The pool shines mercury beneath the moonlight,

where young girls jump off of diving boards into the deep,

somewhat ashamed as only their bikini tops break the surface,

spilling polka-dots, some amber, others amaranth.

And the boys can’t see, only touch, because chlorine

burns their eyes the same way liquor does their virgin throats,

sinking ten feet to the bottom, haggling air through a kiss—

sealed, the radio drowns by a thousand pin drops,

and the girls allow to be touched with pruny fingers.

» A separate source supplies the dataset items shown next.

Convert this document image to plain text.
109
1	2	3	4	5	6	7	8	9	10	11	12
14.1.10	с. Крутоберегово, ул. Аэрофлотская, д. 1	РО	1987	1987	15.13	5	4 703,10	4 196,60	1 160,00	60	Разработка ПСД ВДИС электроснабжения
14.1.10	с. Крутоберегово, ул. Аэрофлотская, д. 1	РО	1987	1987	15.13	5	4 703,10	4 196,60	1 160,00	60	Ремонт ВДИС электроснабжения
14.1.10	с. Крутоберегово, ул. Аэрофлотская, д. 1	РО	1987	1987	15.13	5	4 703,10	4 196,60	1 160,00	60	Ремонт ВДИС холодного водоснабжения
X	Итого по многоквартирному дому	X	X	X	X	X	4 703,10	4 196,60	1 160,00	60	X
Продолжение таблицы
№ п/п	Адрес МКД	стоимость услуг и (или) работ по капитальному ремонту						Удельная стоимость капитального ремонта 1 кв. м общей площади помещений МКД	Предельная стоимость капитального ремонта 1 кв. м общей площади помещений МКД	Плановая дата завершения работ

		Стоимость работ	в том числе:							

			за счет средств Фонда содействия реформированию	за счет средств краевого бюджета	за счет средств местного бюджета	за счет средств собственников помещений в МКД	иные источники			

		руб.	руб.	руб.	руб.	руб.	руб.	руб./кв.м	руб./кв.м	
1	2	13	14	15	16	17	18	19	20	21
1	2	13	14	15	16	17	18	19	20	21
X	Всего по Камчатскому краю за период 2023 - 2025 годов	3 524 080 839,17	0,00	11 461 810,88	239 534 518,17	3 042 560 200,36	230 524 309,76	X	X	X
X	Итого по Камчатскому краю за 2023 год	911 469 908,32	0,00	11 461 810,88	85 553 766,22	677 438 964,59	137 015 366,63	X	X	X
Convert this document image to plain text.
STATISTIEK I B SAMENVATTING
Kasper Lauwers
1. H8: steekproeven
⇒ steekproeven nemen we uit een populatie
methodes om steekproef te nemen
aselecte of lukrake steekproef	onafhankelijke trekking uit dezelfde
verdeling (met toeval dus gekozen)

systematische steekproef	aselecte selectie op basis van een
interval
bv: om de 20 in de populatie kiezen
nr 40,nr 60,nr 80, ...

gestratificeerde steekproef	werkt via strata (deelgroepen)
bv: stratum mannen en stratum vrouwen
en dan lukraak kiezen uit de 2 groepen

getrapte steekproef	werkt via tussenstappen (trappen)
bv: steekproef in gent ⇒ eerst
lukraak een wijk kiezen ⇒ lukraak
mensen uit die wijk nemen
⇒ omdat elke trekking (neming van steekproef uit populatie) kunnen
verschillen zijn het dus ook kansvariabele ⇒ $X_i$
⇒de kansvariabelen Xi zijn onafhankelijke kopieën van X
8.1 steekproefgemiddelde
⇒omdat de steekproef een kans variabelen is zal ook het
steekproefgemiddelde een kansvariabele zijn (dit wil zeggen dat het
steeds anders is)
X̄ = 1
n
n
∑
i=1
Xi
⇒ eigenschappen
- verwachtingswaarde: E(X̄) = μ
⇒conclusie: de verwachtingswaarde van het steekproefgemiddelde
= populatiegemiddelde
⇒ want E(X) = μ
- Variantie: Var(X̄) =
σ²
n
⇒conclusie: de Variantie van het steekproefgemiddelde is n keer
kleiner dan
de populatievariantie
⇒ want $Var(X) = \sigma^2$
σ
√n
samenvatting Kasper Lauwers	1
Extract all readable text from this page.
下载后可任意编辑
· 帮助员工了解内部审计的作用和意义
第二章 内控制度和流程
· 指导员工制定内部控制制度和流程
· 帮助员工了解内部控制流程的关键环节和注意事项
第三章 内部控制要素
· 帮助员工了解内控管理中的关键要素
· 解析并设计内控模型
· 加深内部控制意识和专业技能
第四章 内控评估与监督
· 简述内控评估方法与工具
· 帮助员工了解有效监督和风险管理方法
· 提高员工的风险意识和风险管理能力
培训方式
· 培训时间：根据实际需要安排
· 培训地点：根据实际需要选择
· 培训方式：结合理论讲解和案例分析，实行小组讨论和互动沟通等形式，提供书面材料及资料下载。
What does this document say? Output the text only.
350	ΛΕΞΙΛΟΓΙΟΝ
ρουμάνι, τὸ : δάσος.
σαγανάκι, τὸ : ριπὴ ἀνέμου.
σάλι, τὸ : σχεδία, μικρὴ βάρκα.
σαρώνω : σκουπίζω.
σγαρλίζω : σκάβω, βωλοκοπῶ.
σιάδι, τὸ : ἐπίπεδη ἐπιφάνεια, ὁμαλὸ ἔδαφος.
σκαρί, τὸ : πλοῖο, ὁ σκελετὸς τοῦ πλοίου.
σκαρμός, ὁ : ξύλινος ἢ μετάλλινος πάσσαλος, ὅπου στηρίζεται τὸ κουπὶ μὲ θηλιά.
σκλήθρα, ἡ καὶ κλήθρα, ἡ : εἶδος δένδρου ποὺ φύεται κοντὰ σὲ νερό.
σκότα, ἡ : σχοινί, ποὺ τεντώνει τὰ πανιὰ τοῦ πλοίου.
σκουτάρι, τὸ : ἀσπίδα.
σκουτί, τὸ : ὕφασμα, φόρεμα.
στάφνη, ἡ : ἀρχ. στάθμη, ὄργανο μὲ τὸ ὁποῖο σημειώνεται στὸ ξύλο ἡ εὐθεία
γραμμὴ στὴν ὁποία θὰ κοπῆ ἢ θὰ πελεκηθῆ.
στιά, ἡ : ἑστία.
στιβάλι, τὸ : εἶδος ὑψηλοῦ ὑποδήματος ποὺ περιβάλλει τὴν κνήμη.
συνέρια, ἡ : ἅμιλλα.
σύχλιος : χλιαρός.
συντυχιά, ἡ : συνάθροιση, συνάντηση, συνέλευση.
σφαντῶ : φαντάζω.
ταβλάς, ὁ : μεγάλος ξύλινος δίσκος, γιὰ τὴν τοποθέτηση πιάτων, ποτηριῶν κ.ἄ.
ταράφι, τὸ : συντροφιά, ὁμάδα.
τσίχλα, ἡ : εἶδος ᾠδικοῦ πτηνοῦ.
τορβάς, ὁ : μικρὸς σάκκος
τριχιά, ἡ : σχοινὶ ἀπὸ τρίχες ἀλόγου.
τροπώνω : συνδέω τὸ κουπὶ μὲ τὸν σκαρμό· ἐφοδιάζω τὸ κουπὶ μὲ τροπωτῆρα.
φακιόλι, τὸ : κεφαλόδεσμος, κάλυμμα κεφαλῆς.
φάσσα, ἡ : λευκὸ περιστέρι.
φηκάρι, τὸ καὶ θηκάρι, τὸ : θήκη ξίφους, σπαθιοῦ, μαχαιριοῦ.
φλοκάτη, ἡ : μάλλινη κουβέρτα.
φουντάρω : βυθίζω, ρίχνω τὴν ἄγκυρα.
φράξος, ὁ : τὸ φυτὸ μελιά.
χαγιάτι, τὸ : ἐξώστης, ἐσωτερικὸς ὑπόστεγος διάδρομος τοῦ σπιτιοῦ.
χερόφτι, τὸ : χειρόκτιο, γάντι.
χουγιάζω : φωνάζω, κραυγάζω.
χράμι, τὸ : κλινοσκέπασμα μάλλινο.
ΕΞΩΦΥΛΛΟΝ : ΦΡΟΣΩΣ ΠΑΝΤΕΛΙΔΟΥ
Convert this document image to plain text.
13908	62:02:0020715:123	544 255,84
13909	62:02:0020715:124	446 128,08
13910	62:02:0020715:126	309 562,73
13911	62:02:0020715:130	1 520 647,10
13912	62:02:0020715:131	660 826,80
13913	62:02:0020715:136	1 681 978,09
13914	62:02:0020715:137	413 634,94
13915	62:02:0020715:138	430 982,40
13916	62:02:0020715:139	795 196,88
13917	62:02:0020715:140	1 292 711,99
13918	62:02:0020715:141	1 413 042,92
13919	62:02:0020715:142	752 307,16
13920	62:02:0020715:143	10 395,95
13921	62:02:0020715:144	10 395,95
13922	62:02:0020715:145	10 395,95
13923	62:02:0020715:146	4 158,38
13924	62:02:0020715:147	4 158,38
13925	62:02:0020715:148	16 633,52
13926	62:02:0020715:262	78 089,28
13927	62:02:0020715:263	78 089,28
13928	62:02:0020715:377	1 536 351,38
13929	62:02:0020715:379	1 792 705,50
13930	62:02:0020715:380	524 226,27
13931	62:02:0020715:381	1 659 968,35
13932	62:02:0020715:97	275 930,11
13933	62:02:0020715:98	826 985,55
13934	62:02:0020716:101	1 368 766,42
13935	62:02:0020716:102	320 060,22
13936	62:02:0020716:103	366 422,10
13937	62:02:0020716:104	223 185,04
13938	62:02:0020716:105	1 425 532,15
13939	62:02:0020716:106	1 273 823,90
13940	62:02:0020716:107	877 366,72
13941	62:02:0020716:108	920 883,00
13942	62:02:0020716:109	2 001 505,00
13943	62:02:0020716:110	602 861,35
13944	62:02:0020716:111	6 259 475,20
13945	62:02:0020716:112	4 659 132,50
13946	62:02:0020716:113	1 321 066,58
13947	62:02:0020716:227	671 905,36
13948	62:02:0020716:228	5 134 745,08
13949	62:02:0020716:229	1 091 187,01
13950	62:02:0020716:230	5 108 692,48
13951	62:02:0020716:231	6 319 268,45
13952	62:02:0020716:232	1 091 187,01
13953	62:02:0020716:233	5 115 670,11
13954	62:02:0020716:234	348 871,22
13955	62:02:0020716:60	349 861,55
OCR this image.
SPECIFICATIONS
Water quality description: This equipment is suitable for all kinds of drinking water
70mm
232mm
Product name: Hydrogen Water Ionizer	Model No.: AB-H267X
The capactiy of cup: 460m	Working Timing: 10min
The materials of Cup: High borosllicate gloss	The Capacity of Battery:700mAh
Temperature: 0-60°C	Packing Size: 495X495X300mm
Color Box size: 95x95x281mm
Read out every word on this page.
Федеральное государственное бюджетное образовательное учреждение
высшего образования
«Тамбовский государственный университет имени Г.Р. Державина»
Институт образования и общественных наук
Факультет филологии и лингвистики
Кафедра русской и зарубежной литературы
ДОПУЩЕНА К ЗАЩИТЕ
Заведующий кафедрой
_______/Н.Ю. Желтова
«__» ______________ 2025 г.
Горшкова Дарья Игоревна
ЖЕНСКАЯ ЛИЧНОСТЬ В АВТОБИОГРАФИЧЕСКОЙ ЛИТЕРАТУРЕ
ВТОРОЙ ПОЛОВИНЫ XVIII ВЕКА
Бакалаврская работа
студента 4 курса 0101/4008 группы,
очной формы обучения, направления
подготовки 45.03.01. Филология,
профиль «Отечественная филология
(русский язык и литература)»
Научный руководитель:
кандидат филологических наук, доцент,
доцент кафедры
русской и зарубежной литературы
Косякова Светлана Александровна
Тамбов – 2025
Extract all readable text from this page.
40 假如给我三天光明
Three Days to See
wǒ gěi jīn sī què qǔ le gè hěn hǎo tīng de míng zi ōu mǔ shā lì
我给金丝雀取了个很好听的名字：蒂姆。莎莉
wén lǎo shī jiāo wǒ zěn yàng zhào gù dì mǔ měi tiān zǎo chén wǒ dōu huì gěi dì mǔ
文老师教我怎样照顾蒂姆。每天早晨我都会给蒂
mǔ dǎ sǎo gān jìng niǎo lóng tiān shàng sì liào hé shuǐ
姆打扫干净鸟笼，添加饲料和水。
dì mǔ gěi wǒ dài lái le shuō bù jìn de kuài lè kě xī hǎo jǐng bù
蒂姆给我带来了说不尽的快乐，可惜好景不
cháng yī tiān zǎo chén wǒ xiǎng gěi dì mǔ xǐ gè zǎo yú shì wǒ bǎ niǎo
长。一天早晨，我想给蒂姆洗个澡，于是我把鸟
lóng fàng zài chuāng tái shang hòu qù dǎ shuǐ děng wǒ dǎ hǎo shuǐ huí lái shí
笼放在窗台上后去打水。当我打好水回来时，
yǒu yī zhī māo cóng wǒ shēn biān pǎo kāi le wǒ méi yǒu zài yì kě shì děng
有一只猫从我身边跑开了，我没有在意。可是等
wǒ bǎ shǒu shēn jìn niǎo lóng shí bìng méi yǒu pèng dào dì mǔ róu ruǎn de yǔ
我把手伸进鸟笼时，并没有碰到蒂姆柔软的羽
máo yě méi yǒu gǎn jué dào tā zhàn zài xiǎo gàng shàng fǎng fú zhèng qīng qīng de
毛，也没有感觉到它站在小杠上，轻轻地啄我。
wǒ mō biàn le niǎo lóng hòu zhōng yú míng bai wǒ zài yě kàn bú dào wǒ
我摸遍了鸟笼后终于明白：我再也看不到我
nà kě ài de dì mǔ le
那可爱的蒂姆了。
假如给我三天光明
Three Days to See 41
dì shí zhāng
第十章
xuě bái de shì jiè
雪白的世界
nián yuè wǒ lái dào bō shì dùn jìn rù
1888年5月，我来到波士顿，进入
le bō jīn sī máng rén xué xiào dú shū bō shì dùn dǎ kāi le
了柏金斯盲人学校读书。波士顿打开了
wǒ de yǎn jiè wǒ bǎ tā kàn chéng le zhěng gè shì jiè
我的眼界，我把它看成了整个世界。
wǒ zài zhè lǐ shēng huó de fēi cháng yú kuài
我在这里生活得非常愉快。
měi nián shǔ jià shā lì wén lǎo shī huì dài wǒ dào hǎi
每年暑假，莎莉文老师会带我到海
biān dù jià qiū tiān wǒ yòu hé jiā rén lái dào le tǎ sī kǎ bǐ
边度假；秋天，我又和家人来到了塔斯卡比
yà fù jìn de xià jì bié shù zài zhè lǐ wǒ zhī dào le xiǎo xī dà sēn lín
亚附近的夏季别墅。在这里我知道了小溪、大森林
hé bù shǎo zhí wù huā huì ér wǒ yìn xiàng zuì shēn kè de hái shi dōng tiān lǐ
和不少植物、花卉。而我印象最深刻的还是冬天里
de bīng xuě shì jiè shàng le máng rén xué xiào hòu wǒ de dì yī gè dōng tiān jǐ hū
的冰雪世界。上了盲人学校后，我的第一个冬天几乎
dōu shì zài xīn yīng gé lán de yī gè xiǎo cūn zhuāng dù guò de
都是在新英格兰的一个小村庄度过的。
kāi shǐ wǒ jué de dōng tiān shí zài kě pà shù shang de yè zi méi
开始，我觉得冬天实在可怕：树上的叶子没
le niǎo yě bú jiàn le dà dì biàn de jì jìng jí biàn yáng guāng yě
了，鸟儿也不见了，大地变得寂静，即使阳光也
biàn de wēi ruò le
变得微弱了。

Subterranean lights beam bright,

outlining shapes, the shadows: a frog

who gave his life in the skimmer, a thousand

ripples projected on a white painted fence, and silhouettes,

all different sizes as they watch their former selves,

slide off eachother, poor attempts at a carnal act,

squeezing the air out of inflatable rafts,

on such a night where fireflies dress their best,

and luminesce the pungent air.



Granny and Papa’s house

And for sure this house is haunted;

it moans at night like papa did,

when he wasn’t papa anymore,

rather a sad story of children and their children

and pestilent cancer cells, his sunken cheeks pale,

and white as the ghosts who live here.

If you listen close, you still hear his son,

been dead since ’72—

plastered to a tree, killed instantly,

thrown out the window like a sack of shit,

the same way most repudiated

his mendacious words of advice.

And you can still smell the menthols,

almost if she hadn’t lost to the stroke

ten years prior, my granny,

who smoked before you could die from smoking,

turning the walls to dirt, stained dull yellow

like the nicotine on papa’s teeth.

And granny’s the kind of gal papa read poems about,

and papa didn’t read poems, he was more

a hands on kind of man,

who preferred using fists when he’s pissed off, scared,

and even in love because granny swears

that one of the holes papa punched through the closet door

was in the perfect shape of a heart.

And you could see right thru,

skeletons stacked on skeletons.


Philip Jackey, a Midwest poet, was born and raised in South Bend, Indiana. His work is heavily influenced by human trial and tribulations, as he strives to portray realism in everyday life. He currently resides in Elkhart, Indiana, with wife Stephanie, two boys, and a brand new beautiful baby girl. His work has appeared in journals such as Torrid Literature, The Write Place at the Write Time, Sundog Lit, and Agave Magazine.